Sex and the Economic Downturn

This will be one of the oddest items I post, and I shall endeavor to do so tastefully. Let me begin with an article that caught my eyes in Sunday’s New York Times. Several new hotels in Manhattan were being reviewed, and in one up-market, high tech hotel the reviewer was surprised to find that the mini-bar featured a “sensuality kit” that included condoms, lubricant, a small vibrator, and two strips of silk with pictures of handcuffs printed on them (presumably the hotel’s lawyers vetoed actual handcuffs). Price for the kit: $195.00. Recession? What recession? One can only hope that the purchaser leaves the vibrator out at room temperature for a bit before employing it.

This could easily lead to an essay on people’s behaviors in motels and hotels, but we will leave that for another day. I ran out to the All-Tel office this afternoon to renew our contract and pick up a new phone (my clunker again failed to alert me to an incoming call while set on “vibrate” during Rotary). As long as I was out there, I stopped next door to say hello to Evelyn, co-owner (with her daughter) of D’Von’s Lingerie, who I had not seen in nearly two years.

Evelyn first started D’Von’s in a cavernous space in the old Valley Fair Mall nearly ten years ago. Susan and I wandered in one day after getting flu shots and liked her so much that we worked hard at finding things to purchase from her: candles, as I recall, and a nightgown for Susan’s mother (we would not find anything for her mother in Evelyn’s current product mix, I suspect). I bonded with Evelyn around our mutual love for classic pin-up art, and would stop in from time to time. Three years ago or so I conducted the wedding of her daughter, Denise, one of the most grounded, solid young women I have ever met, and a wonderful mom to her kids (even if she sells “insertable pig tails” and other such gear). Both mother and daughter, in other words, are great people laboring in an interesting corner of the retail world.
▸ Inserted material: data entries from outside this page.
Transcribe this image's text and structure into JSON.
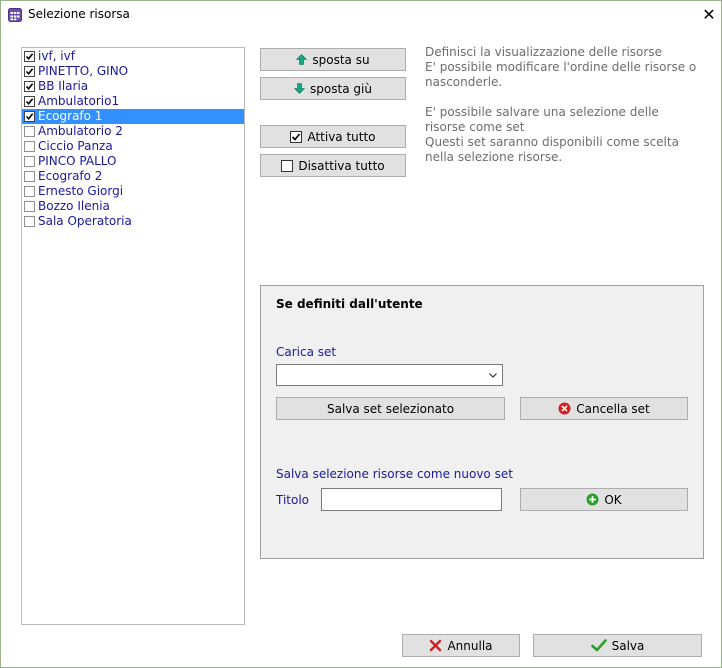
{
  "window": {
    "title": "Selezione risorsa",
    "app_icon": "calendar-grid-icon",
    "close_icon": "close-icon",
    "close_glyph": "✕"
  },
  "resources": [
    {
      "label": "ivf, ivf",
      "checked": true
    },
    {
      "label": "PINETTO, GINO",
      "checked": true
    },
    {
      "label": "BB Ilaria",
      "checked": true
    },
    {
      "label": "Ambulatorio1",
      "checked": true
    },
    {
      "label": "Ecografo 1",
      "checked": true,
      "selected": true
    },
    {
      "label": "Ambulatorio 2",
      "checked": false
    },
    {
      "label": "Ciccio Panza",
      "checked": false
    },
    {
      "label": "PINCO PALLO",
      "checked": false
    },
    {
      "label": "Ecografo 2",
      "checked": false
    },
    {
      "label": "Ernesto Giorgi",
      "checked": false
    },
    {
      "label": "Bozzo Ilenia",
      "checked": false
    },
    {
      "label": "Sala Operatoria",
      "checked": false
    }
  ],
  "buttons": {
    "move_up": "sposta su",
    "move_down": "sposta giù",
    "activate_all": "Attiva tutto",
    "deactivate_all": "Disattiva tutto",
    "save_selected_set": "Salva set selezionato",
    "delete_set": "Cancella set",
    "ok": "OK",
    "cancel": "Annulla",
    "save": "Salva"
  },
  "info": {
    "line1": "Definisci la visualizzazione delle risorse",
    "line2": "E' possibile modificare l'ordine delle risorse o",
    "line3": "nasconderle.",
    "line4": "E' possibile salvare una selezione delle",
    "line5": "risorse come set",
    "line6": "Questi set saranno disponibili come scelta",
    "line7": "nella selezione risorse."
  },
  "user_sets": {
    "title": "Se definiti dall'utente",
    "load_label": "Carica set",
    "load_value": "",
    "save_new_label": "Salva selezione risorse come nuovo set",
    "title_label": "Titolo",
    "title_value": ""
  },
  "colors": {
    "selection": "#3390ff",
    "label_blue": "#1a1aa0",
    "arrow_teal": "#1aa680",
    "ok_green": "#2aa02a",
    "cancel_red": "#d42020"
  }
}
So I asked Evelyn what was new and how the shop was doing. Her husband worked at the New Page mill, so is out of work, and business has been miserable. Halloween is normally a big season for shops like hers (I have speculated on where one would wear the kind of costumes she sells in public; parties we never get invited to, I suppose), but this year “the season hasn’t even started yet.” I asked her about her core customer base, the exotic dancers who work in local clubs (they get a discount). The dancers, she told me, have been complaining about poor business and lousy tips for the past six months. “They’re only buying shoes and panties, the things that get worn out,” Evelyn lamented. I decided not to ask a follow-up question on that one.

I told her I had thought that the sex business – and that is, in the end, what she and Denise are in – would be pretty much recession-proof. She paused for a moment. “What keeps us going are the toys,” she finally said. “Four years ago I refused to carry them, and now they are 75% of our business. They have become completely mainstream, and if you can’t afford a night out you can at least buy a couple of toys to make it fun to stay home.”

I told her about the hotel’s “sensuality kit” and she howled. “A hundred and ninety five dollars?” I could put together a much better kit for twenty bucks!” I’m sure she could, with or without the pig tail.